How Can I Treat My Tinnitus?
There are many treatment options for tinnitus. Fo some people with tinnitus, it may become a long-term or permanent condition, many others will see their symptoms lessen or disappear entirely by experimenting with the treatments and techniques below.
- Start with your family doctor: if you develop tinnitus, it’s important to tell your doctor so they can check you for any underlying causes that may point to effective treatment options. For example:
- Tinnitus that’s continuous, steady and high-pitched (the most common type) often indicates a problem in the auditory system and requires hearing tests conducted by an audiologist.
- Tooth grinding or muscle tension in the neck and jaw can make tinnitus more noticeable. If your doctor finds tight muscles are part of the problem, massage therapy may help relieve it.
- Pulsatile tinnitus (hearing your own pulse in your ears) calls for a medical evaluation, especially if the noise is frequent or constant. Your doctor may recommend an MRI or CT imaging to check for a tumor or blood vessel abnormality.
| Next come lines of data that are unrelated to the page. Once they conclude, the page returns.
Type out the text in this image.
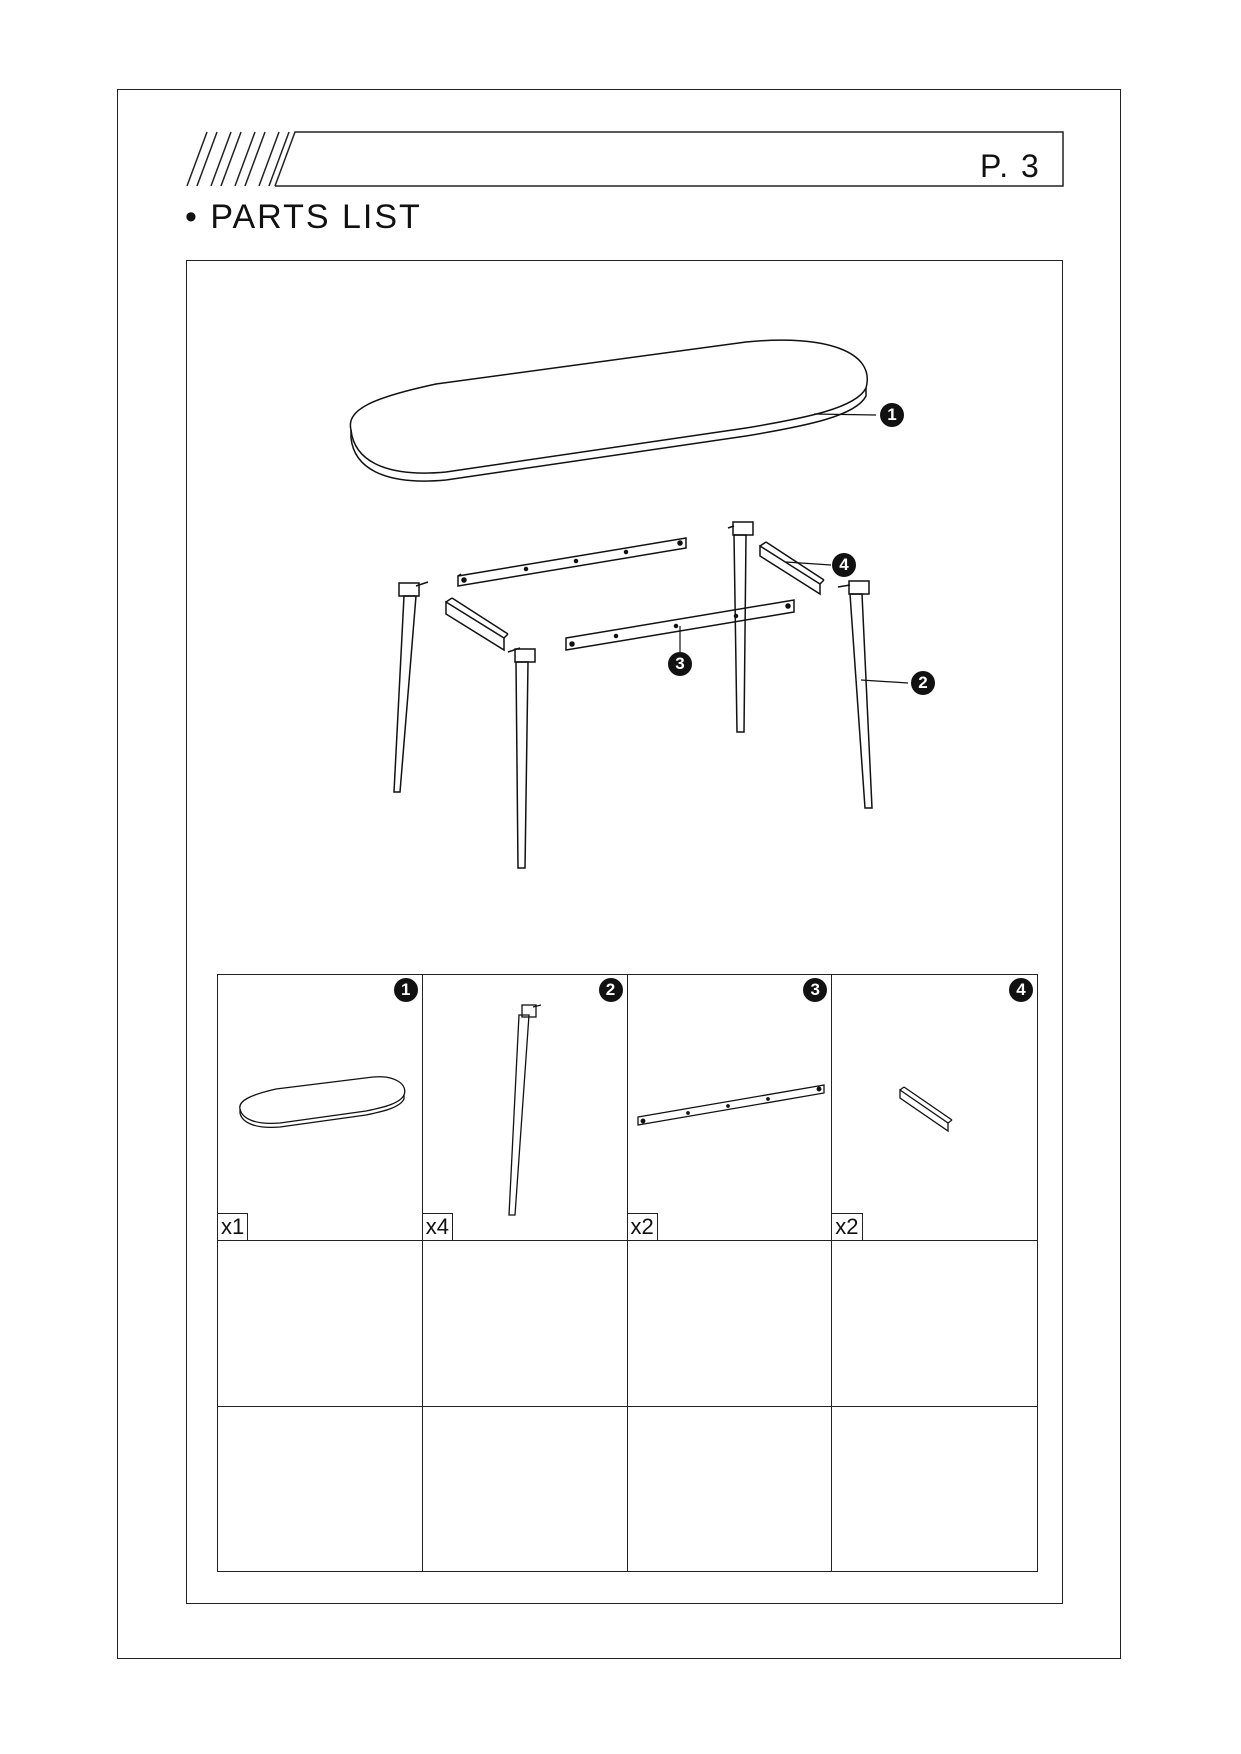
P. 3
• PARTS LIST
1
2
3
4
1
x1
2
x4
3
x2
4
x2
Your doctor may also want to review any medications you are taking, as some drugs have tinnitus as a side effect.
- Improve your physical health: eating a diet rich in vitamins and minerals, making time for regular exercise and getting at least eight hours of sleep a night can all greatly improve symptoms of tinnitus.
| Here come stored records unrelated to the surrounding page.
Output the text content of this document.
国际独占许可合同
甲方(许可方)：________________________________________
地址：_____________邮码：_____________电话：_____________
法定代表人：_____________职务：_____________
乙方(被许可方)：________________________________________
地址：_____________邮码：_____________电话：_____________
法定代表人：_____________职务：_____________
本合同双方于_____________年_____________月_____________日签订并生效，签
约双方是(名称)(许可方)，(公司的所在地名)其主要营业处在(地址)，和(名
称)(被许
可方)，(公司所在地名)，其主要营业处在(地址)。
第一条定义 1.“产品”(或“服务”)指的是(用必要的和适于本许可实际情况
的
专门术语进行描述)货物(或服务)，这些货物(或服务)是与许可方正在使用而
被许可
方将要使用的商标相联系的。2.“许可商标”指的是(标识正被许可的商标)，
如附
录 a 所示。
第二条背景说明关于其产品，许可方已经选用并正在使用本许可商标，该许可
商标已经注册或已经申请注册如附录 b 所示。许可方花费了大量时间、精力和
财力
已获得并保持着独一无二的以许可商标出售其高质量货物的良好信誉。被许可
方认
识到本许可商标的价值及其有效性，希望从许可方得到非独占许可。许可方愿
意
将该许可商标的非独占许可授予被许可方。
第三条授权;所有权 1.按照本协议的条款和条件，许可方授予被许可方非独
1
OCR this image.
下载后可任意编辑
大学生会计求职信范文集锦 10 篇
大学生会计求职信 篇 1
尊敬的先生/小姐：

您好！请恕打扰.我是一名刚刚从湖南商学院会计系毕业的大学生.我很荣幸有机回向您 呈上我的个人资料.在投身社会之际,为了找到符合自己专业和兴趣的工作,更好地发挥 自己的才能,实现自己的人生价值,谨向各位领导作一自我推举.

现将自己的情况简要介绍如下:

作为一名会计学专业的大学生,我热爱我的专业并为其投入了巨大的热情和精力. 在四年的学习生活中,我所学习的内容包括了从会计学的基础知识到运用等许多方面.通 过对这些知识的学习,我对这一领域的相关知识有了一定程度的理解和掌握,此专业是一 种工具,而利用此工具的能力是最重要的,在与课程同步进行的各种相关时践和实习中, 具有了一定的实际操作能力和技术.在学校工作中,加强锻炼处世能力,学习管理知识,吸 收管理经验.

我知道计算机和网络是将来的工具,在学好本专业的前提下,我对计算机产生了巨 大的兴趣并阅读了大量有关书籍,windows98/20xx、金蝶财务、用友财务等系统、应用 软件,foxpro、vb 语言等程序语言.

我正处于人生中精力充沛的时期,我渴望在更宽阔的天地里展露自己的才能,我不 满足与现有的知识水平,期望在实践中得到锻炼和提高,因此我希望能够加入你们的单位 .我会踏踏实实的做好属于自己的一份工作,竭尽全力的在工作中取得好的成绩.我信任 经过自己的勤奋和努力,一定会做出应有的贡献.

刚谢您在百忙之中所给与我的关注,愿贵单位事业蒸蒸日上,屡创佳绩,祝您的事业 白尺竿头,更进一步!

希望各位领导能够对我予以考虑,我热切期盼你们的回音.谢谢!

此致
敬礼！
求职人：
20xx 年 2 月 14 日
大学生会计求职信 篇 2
- Concentrate on your mental health: stress can kick-start tinnitus and worsen your condition. Your doctor may prescribe an antidepressant or anti-anxiety medication, or recommend cognitive behavioral therapy. You can work on your mental health at home by exercising, getting enough sleep and incorporating yoga or meditation into your daily routine.
- Consider sound therapy: use sound generators to distract you. These could include fans, radios, or white noise machines. You can also purchase a wearable sound generator or a hearing aid that generates sound specifically to counteract tinnitus symptoms.
- Consider alternative therapies: some tinnitus patients find relief from herbal supplements like garlic and gingko biloba, acupuncture and chiropractic care.